Riducendo subito, in modo generalizzato, le aliquote Irpef ed Irpeg - e il Governo ha oggi, per esplicita ammissione dello stesso Presidente del Consiglio, le risorse per farlo - il mercato riceverebbe subito una salutare boccata di ossigeno, quella di cui hanno bisogno le imprese per tornare ad avere voglia di investire e produrre, e quella di cui hanno bisogno le famiglie per poter ritornare allo standard di vita e di consumi che da qualche anno hanno dovuto abbandonare.

E anche lo Stato, ovviamente, ne avrebbe un proprio tornaconto perché con l'aumento della produzione e dei consumi i sacrifici fatti dall'Erario verrebbero presto adeguatamente ripagati.

Attendere l'estate o addirittura l'autunno per questa manovra fiscale ci sembra assurdo per tre motivi.

 

Primo, perché i soldi ci sono (40 mila miliardi di maggiori entrate con l'aggiunta di quelli che arriveranno con le nuove privatizzazioni), secondo, perché questo è proprio il momento, visti i primi segnali di ripresa che vengono dal settore industriale per quanto riguarda l'export, per rimettere in corsa la macchina economica e il mercato, terzo, perché non c'è più ragione di mantenere i 4-5 punti in più che, all'inizio degli anni '90, furono aggiunti alle aliquote per consentire all'Italia di entrare nell'Europa di Maastricht.
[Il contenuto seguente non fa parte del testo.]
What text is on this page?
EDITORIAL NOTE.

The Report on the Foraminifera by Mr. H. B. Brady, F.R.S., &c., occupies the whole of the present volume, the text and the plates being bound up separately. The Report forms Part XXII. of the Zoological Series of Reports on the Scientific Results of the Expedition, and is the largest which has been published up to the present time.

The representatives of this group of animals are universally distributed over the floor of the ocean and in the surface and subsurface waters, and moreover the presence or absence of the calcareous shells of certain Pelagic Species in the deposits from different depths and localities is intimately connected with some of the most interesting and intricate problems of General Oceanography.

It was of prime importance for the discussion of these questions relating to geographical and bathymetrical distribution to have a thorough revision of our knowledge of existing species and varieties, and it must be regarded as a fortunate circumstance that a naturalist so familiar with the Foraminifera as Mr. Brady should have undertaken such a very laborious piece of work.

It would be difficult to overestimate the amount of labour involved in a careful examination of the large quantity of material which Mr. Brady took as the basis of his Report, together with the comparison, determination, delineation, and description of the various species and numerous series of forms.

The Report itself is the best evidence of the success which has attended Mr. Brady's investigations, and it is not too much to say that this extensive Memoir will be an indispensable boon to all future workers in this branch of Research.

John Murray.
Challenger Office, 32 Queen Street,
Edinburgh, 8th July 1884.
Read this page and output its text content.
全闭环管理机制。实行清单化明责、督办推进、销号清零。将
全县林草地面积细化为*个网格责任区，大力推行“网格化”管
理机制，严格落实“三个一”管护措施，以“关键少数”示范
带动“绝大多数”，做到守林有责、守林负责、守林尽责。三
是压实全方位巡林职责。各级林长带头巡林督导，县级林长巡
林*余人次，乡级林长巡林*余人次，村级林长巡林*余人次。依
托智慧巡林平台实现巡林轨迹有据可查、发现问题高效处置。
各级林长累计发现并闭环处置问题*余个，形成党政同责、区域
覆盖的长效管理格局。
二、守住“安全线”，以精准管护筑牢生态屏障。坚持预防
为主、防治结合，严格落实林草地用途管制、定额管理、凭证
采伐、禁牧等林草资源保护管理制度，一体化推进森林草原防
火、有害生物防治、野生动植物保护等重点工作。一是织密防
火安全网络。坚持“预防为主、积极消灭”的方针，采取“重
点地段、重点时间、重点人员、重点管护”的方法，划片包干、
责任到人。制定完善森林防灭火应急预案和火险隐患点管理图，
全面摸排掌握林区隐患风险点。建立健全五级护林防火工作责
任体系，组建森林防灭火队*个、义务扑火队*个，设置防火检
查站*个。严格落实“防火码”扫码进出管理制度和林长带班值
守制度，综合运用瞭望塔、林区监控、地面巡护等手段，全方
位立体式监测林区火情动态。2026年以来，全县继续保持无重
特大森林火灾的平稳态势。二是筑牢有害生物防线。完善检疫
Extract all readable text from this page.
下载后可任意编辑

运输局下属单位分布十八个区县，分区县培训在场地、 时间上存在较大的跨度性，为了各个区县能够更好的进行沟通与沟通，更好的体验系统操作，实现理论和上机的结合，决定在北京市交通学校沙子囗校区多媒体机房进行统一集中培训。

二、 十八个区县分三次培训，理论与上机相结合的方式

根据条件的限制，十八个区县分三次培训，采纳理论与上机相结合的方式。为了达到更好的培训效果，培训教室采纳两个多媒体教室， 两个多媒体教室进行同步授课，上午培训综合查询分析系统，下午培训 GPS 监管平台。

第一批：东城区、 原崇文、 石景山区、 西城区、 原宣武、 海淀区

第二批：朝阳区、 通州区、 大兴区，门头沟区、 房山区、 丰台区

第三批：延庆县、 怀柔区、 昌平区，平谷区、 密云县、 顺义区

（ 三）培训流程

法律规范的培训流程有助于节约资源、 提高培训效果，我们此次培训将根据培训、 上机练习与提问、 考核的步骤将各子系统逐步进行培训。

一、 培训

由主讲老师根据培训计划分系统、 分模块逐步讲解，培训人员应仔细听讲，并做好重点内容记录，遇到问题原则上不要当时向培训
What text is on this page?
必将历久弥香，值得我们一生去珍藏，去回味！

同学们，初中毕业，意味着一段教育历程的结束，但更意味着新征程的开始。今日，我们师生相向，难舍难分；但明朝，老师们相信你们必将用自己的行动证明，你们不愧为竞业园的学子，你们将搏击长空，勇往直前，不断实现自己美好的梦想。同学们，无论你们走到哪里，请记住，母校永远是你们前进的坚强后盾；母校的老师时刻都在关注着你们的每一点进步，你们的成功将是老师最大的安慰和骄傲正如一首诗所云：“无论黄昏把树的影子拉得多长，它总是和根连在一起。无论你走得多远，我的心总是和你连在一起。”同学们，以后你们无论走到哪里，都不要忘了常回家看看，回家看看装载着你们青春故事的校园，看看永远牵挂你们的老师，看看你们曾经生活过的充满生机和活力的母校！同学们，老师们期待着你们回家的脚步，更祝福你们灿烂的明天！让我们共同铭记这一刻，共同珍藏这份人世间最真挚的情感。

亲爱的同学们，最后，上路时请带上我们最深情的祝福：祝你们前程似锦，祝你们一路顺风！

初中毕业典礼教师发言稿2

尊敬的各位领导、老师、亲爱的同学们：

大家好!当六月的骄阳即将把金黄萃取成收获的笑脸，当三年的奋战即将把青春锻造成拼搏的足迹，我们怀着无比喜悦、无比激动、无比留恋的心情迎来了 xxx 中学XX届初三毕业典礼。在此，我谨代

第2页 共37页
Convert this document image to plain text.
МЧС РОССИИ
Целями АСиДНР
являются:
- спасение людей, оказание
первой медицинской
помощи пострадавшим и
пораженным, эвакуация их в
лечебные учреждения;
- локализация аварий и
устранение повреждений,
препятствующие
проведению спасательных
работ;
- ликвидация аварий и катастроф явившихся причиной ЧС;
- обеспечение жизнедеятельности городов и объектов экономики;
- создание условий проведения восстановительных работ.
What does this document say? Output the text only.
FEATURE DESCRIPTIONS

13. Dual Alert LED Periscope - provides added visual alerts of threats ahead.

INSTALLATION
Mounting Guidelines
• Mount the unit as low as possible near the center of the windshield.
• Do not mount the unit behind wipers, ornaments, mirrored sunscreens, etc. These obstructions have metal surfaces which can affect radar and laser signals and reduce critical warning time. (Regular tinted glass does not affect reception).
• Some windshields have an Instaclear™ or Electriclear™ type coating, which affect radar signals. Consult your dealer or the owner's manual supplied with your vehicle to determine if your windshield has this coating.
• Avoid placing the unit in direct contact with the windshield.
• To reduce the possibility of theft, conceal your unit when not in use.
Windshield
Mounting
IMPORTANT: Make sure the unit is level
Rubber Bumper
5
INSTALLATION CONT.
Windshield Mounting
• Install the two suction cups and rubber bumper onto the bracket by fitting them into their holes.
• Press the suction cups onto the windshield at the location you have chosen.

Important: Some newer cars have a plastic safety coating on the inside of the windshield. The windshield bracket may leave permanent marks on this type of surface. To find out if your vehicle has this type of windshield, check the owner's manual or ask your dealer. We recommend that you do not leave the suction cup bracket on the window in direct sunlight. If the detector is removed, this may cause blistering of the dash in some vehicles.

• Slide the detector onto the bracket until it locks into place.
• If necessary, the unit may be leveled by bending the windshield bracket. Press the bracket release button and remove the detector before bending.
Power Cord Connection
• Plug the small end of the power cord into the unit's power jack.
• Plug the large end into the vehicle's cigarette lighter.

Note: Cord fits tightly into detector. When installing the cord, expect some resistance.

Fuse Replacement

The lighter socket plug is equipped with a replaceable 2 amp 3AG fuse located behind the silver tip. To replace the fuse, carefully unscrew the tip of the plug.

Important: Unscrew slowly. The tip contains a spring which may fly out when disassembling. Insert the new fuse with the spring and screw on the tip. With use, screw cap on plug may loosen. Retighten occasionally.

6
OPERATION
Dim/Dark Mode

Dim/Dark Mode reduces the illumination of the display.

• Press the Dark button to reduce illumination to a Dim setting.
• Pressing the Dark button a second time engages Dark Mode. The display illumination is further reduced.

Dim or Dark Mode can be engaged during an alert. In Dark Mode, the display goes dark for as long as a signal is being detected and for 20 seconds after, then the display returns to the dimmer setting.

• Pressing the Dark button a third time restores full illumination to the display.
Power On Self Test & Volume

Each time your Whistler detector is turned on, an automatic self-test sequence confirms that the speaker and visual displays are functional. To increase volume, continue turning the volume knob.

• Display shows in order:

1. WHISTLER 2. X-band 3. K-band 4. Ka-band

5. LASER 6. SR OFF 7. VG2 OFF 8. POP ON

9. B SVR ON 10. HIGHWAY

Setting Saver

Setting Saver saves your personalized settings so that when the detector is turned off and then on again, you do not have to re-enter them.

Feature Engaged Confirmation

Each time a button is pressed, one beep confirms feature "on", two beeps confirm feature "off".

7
Ora, nell'Europa, ci siamo ormai dentro ma rischiamo anche di morirci.

 

Chiediamo cioè al Governo un atto di coraggio: metta da parte le tattiche elettorali, analizzi i problemi per quel che veramente sono e decida qualcosa di finalmente utile e di produttivo per tutto il paese.

Del resto, una riduzione generalizzata delle aliquote viene da tempo sollecitata non solo da Bruxelles ma anche dal Fondo monetario internazionale e dalla Banca d'Italia, strutture che pur conoscendo bene, meglio di chiunque altro, l'entità del nostro debito pubblico, insistono da tempo, anche con foga, perché questa decisione venga finalmente presa.

O anche loro, come noi, stanno prendendo un abbaglio?